Fetal Thyroid Masses and Fetal Goiter


Introduction

The prenatal diagnosis of fetal goiter was first described in 1980. Advances in prenatal imaging and fetal hormonal physiology have enabled the identification of some severe but treatable disorders in the fetus. The potential benefits to the fetus of any prenatal treatment regimen must be carefully weighed against the potential risks to the fetus and the mother.

Disease

Definition

Fetal goiter is an enlargement of the thyroid gland ( Figs. 72.1 and 72.2 ). It is defined on ultrasound (US) as a thyroid circumference or diameter greater than the 95th centile for gestational age. It is frequently associated with maternal thyroid dysfunction, generally hypothyroidism.

Fig. 72.1, Fetal goiter in an axial view. There is homogeneous enlargement of the entire gland.

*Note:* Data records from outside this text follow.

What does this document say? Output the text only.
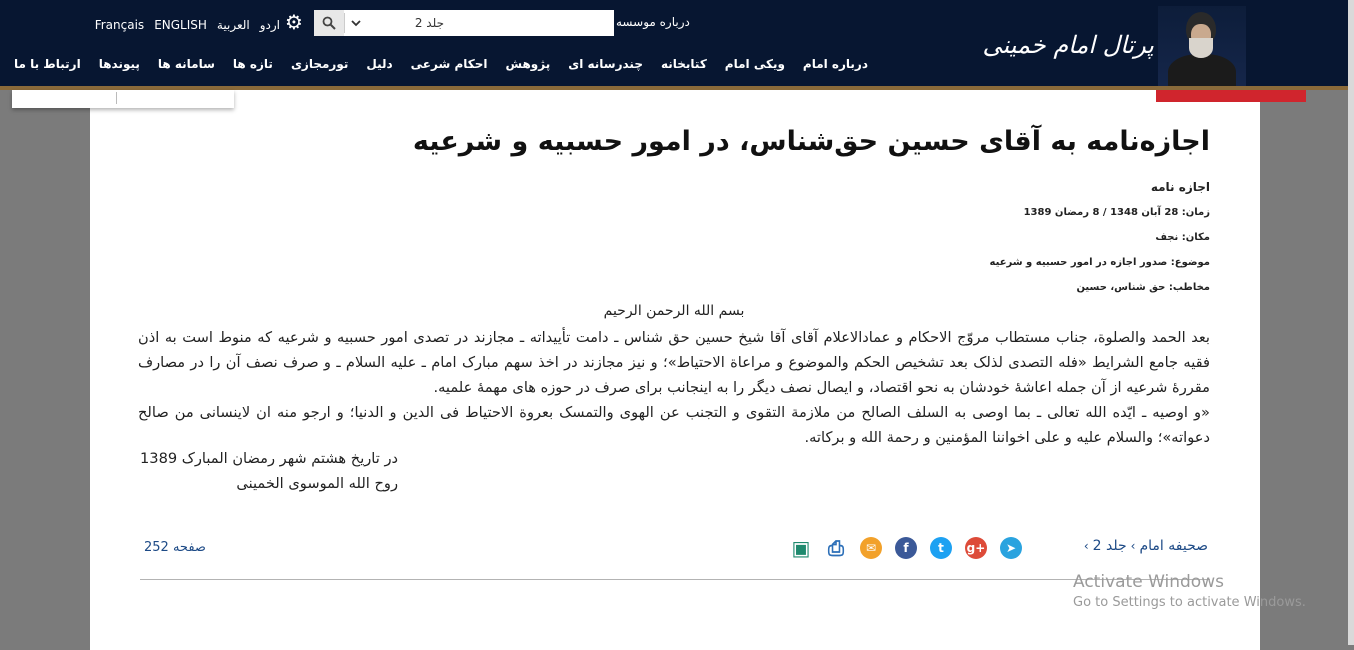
پرتال امام خمینی
درباره امام
ویکی امام
کتابخانه
چندرسانه ای
پژوهش
احکام شرعی
دلیل
تورمجازی
تازه ها
سامانه ها
پیوندها
ارتباط با ما
درباره موسسه
جلد 2
⚙
اردو
العربية
ENGLISH
Français
اجازه‌نامه به آقای حسین حق‌شناس، در امور حسبیه و شرعیه
اجازه نامه
زمان: 28 آبان 1348 / 8 رمضان 1389
مکان: نجف
موضوع: صدور اجازه در امور حسبیه و شرعیه
مخاطب: حق شناس، حسین
بسم الله الرحمن الرحیم
بعد الحمد والصلوة، جناب مستطاب مروّج الاحکام و عمادالاعلام آقای آقا شیخ حسین حق شناس ـ دامت تأییداته ـ مجازند در تصدی امور حسبیه و شرعیه که منوط است به اذن فقیه جامع الشرایط «فله التصدی لذلک بعد تشخیص الحکم والموضوع و مراعاة الاحتیاط»؛ و نیز مجازند در اخذ سهم مبارک امام ـ علیه السلام ـ و صرف نصف آن را در مصارف مقررۀ شرعیه از آن جمله اعاشۀ خودشان به نحو اقتصاد، و ایصال نصف دیگر را به اینجانب برای صرف در حوزه های مهمۀ علمیه.
«و اوصیه ـ ایّده الله تعالی ـ بما اوصی به السلف الصالح من ملازمة التقوی و التجنب عن الهوی والتمسک بعروة الاحتیاط فی الدین و الدنیا؛ و ارجو منه ان لاینسانی من صالح دعواته»؛ والسلام علیه و علی اخواننا المؤمنین و رحمة الله و برکاته.
در تاریخ هشتم شهر رمضان المبارک 1389
روح الله الموسوی الخمینی
صحیفه امام›جلد 2›
▣ ⎙	✉	f	t	g+	➤
صفحه 252
Activate Windows
Go to Settings to activate Windows.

Fig. 72.2, Measurements in a fetal goiter on an axial slice. (1) Goiter diameter; (2) circumference and area. Nomograms should be used to determine if the thyroid is enlarged.

Prevalence and Epidemiology

The prevalence of goitrous hypothyroidism is 0.2 : 10,000 to 0.3 : 10,000 live births in Europe and North America; the prevalence of the less frequent goitrous hyperthyroidism is unknown. In areas with endemic iodine deficiency, there is a higher prevalence of congenital cretinism, which may be accompanied by a fetal goiter. Iodine deficiency is still considered a major health problem worldwide.

Etiology and Pathophysiology

Congenital goiters are most commonly diagnosed in mothers with known thyroid disease, usually Graves disease. Graves disease is a common cause of hyperthyroidism that is present in 0.2% of pregnant women. This condition is treated with antithyroid drugs, including both propylthiouracil and methimazole because it passes less easily through the placenta. Reports of aplasia cutis in the fetus after first-trimester exposure to methimazole and long-term complications in the mother from propylthiouracil, particularly hepatotoxicity, have led to recommendations of first-trimester treatment with propylthiouracil then second-trimester and third-trimester management with methimazole. Fetuses of mothers with thyroid disease are especially susceptible to develop congenital hyperthyroid goiter owing to the passage of antibodies against the thyroid-stimulating hormone (TSH) receptor, also called thyroid-stimulating immunoglobulin, found in 1% of children born from mothers with Graves disease. Fetuses can also develop congenital goitrous hypothyroidism because of the transplacental passage of propylthiouracil or occasionally inhibitory immunoglobulins. Different authors have reported how maternal exposure to iodine as nutritional supplements or as a contrast used for hysterosalpingography periconceptionally could be linked to the detection of fetal goiter.

When considering all cases of congenital goitrous hypothyroidism, almost 80% are caused by thyroid dysgenesis and may be related to somatic mutations in the TSH receptor. Nearly 15% of cases are caused by dyshormonogenesis or transplacental passage of TSH receptor blocking antibodies. Dyshormonogenesis is the most frequent cause in the absence of maternal thyroid disease or iodine deficiency; it is frequently caused by recessively inherited biochemical defects in one or more steps in the pathway leading to the normal synthesis of thyroid hormones. Less than 5% of the cases are caused by hypothalamic pituitary disorders and central hypothyroidism. Endemic iodine deficiency, the use of goitrogens (expectorants with potassium iodine or povidone-iodine), and excess maternal iodine ingestion are considered less frequent causes of fetal goiters. Congenital goitrous hyperthyroidism is most frequently caused by maternal antibodies or dyshormonogenesis.